The revaluation of the central rate of the Slovak koruna is justified by ongoing improvements in underlying fundamentals. It will support the authorities in maintaining macroeconomic stability. The revaluation is based on a firm commitment by the authorities to pursue appropriate supportive policies, aimed in particular at maintaining price stability in a sustainable manner, underpinning external competitiveness and strengthening economic resilience.

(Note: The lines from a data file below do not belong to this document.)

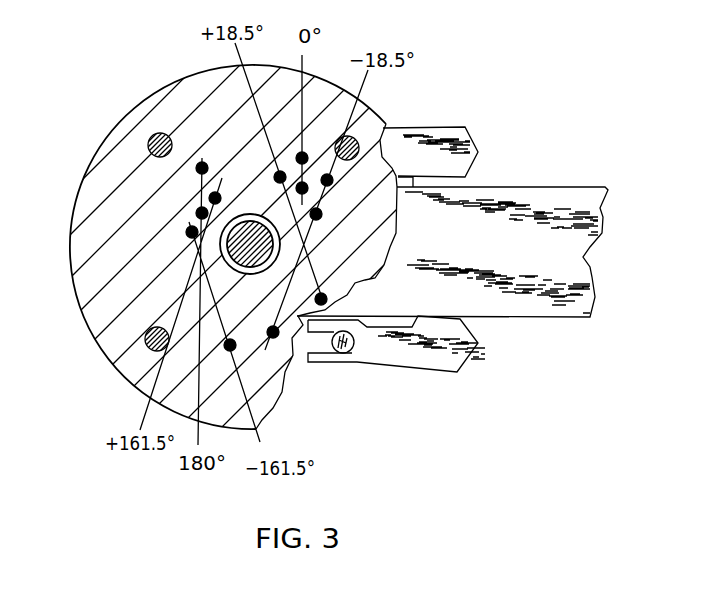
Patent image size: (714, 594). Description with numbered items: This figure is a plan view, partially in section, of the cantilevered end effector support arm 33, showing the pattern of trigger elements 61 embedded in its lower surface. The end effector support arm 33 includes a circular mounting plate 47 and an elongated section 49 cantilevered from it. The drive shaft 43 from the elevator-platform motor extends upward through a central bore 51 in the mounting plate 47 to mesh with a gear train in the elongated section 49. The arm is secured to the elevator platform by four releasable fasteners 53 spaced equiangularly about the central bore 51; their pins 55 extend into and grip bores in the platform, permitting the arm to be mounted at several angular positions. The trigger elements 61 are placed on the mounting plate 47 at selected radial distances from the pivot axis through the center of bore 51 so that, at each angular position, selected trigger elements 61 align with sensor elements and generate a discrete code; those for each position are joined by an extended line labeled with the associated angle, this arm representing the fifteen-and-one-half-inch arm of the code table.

The end effector support arm 33 is at (401, 387).
The drive shaft 43 is at (236, 272).
The mounting plate 47 is at (71, 237).
The elongated section 49 is at (533, 187).
The central bore 51 is at (254, 214).
The fasteners 53 is at (419, 124).
The pins 55 is at (150, 139).
The trigger elements 61 is at (190, 227).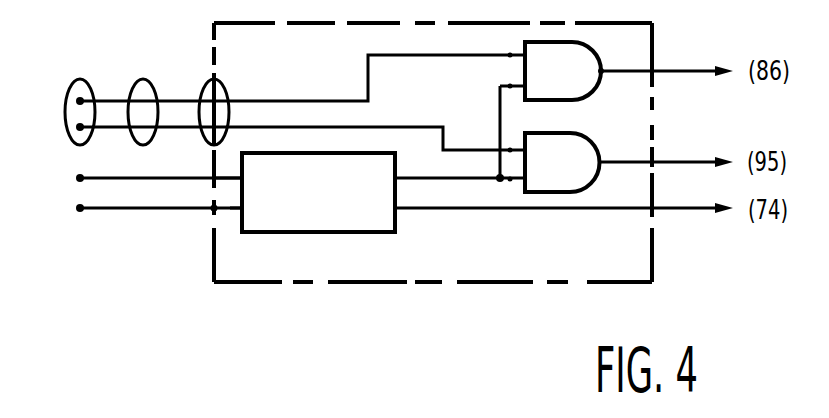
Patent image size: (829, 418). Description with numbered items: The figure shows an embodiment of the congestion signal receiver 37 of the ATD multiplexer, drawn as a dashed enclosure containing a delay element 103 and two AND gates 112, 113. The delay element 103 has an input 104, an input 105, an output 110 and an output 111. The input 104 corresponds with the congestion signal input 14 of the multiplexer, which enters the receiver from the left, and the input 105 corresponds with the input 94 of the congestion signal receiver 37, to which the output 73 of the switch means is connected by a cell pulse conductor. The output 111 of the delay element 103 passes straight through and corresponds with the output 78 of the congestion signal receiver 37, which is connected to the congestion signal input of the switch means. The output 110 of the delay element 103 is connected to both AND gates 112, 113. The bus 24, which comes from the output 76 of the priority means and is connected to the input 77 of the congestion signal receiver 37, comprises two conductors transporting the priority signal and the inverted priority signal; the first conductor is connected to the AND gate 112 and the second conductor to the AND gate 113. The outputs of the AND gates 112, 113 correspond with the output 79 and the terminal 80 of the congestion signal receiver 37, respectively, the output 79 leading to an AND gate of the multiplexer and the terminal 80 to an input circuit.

The congestion signal input 14 is at (77, 175).
The bus 24 is at (143, 78).
The congestion signal receiver 37 is at (592, 284).
The output 73 is at (79, 211).
The output 76 is at (79, 79).
The input 77 is at (221, 79).
The output 78 is at (656, 212).
The output 79 is at (654, 69).
The input 80 is at (656, 161).
The input 94 is at (212, 211).
The delay element 103 is at (353, 235).
The input 104 is at (242, 175).
The input 105 is at (243, 224).
The output 110 is at (397, 173).
The output 111 is at (398, 216).
The AND gate 112 is at (585, 97).
The AND gate 113 is at (586, 134).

These policies include: strengthening the pace of fiscal adjustment in structural terms in 2008 and ensuring an annual average structural adjustment of at least 0.5 % of GDP from 2009 onwards, in line with the Council opinion adopted on 12 February 2008 on the updated convergence programme of Slovakia; adopting, if necessary, an even tighter fiscal stance should additional inflationary pressures arise; promoting wage developments which reflect labour productivity growth, in particular in the public sector; further structural reforms to enhance the institutional framework in the areas of education and R&D, to foster the better functioning of labour markets (in particular by tackling the combination of a high structural unemployment rate, regional disparities and emerging skill mismatches) and to improve the business environment in order to raise productivity growth. The Slovak authorities will ensure an efficient price setting in regulated industries, in particular in the energy sector. They will continue to closely monitor financial stability to prevent relaxation of credit standards and to ensure proper accounting for credit risks. The authorities, together with the responsible EU bodies, will closely monitor macroeconomic and exchange rate developments. The authorities commit to strengthen the policy stance as warranted.
This decision is without prejudice to the possible decision of the Council pertaining to Article 122(2) of the Treaty.
The new compulsory intervention rates in the ERM II have been set at 34.6449 and 25.6071 and are immediately effective at the opening of the foreign exchange markets on 29 May 2008.